Wednesday, 24 October, 2018


Electrical company convicted after apprentice killed

The death of an unsupervised third-year apprentice electrician has led to a conviction and $300,000 fine for the company.

The apprentice died after being electrocuted while he was laying cables at a Camberwell property.

3 Point Electrics Pty Ltd pleaded guilty in the Melbourne Magistrates’ Court to two charges under section 21 of the OHS Act for failing to ensure, as far as reasonably practicable, that the workplace was safe and without risk to health, and for failing to provide the supervision as was necessary for employees to perform their work safely and without risk to health.

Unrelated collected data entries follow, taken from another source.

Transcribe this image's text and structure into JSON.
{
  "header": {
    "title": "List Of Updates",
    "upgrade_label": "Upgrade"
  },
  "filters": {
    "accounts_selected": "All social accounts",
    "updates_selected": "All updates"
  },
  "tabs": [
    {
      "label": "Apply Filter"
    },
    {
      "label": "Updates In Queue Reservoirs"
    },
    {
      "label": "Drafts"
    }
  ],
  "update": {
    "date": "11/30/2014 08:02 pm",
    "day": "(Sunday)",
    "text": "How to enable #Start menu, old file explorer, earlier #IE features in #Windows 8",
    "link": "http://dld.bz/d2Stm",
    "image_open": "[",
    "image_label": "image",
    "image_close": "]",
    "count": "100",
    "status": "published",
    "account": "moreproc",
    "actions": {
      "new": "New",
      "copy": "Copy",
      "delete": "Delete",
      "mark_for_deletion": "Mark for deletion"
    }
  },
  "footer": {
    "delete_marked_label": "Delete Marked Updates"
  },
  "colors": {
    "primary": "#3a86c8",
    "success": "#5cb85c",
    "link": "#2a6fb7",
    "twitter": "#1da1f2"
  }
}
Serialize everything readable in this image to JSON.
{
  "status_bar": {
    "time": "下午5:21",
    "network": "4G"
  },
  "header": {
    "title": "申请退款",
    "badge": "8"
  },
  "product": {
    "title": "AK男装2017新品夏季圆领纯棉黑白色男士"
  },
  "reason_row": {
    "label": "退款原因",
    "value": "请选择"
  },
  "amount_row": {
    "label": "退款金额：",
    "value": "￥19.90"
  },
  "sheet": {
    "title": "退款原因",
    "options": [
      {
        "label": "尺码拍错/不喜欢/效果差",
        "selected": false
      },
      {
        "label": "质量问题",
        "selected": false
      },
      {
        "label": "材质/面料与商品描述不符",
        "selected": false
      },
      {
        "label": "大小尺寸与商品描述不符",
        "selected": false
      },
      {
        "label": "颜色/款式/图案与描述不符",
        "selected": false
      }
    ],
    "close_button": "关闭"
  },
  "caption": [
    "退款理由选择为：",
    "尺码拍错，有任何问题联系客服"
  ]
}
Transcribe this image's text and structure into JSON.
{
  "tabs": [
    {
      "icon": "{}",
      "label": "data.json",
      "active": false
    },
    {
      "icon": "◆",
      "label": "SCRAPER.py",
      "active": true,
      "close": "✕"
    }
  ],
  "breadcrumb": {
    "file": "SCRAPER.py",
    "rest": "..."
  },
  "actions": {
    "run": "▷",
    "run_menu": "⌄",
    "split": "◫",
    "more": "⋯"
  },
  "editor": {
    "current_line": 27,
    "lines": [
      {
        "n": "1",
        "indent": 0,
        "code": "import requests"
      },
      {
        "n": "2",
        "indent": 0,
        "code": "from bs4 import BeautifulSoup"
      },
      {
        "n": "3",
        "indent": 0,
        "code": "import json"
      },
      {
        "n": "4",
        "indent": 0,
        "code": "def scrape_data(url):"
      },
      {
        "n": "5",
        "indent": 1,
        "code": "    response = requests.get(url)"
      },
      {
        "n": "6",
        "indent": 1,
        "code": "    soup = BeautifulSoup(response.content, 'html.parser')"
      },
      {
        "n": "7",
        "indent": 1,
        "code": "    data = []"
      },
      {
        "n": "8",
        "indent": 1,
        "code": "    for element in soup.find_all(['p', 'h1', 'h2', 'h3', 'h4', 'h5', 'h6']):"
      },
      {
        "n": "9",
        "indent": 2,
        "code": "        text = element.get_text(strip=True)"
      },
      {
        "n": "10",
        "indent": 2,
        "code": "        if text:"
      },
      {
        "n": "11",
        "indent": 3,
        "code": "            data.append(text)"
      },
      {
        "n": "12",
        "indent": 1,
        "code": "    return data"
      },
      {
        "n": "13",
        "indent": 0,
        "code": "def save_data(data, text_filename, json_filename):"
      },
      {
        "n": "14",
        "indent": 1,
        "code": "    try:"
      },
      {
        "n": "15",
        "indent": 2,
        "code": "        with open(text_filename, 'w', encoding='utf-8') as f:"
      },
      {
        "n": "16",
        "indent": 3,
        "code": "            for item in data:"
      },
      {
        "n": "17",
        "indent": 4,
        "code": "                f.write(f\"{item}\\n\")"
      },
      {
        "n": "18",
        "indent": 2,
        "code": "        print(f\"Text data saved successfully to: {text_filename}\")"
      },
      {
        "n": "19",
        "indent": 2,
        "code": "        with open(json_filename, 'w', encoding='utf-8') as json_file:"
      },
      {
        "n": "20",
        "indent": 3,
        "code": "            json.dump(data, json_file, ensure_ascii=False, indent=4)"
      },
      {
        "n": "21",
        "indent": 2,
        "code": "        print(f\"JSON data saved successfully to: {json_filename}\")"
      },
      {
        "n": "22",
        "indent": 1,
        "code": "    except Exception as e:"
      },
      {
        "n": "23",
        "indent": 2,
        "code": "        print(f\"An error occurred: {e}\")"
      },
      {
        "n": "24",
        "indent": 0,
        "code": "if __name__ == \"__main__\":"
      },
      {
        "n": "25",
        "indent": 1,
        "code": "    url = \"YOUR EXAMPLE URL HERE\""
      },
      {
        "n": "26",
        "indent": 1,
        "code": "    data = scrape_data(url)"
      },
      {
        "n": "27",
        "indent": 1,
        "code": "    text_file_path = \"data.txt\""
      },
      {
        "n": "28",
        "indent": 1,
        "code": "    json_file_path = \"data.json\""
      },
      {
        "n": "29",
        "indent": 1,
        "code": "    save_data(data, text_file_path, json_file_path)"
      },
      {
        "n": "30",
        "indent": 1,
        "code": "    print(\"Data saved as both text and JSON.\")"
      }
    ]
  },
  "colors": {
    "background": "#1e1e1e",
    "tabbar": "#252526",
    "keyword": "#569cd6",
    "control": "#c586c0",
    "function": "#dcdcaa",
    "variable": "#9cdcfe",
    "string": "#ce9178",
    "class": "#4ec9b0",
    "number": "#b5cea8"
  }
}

The company was also ordered to pay $6067 in costs.

The court heard how the 26-year-old apprentice was sent to the property alone to install cables in preparation for a new smoke alarm in August 2016.

He was working on the roof when his hand contacted an exposed live wire, electrocuting him.

A firefighter who attended the scene found that all the circuit-breakers on the switchboard were in the ‘on position’.

WorkSafe Victoria’s investigation also found the company failed to prepare a Safe Work Method Statement for the work.

WorkSafe Head of Hazardous Industries and Industry Practice Michael Coffey said it was unacceptable for apprentice electricians to undertake electrical work without being effectively supervised by qualified electricians.

“Mature-aged apprentices are becoming more common so employers need to remember that age does not necessarily relate to experience or competency,” he said.

“It is vital all inexperienced workers are effectively supervised, trained to perform their tasks safely and encouraged to speak up or ask questions if they are unsure about something.

“This is a tragic reminder of what can happen when electrical circuits are not isolated as they should be.”

Tips for electricians to work safely:

  • Always de-energise and lock-out the switchboard or circuit to be worked on.
  • Always test for live to ensure all parts are de-energised before starting or restarting work.
  • If working on or near an energised installation, ensure a Safe Work Method Statement is developed and adhered to.
  • Ensure apprentices are effectively supervised.
  • If the power cannot be turned off, reschedule the work to a time when the power can be isolated.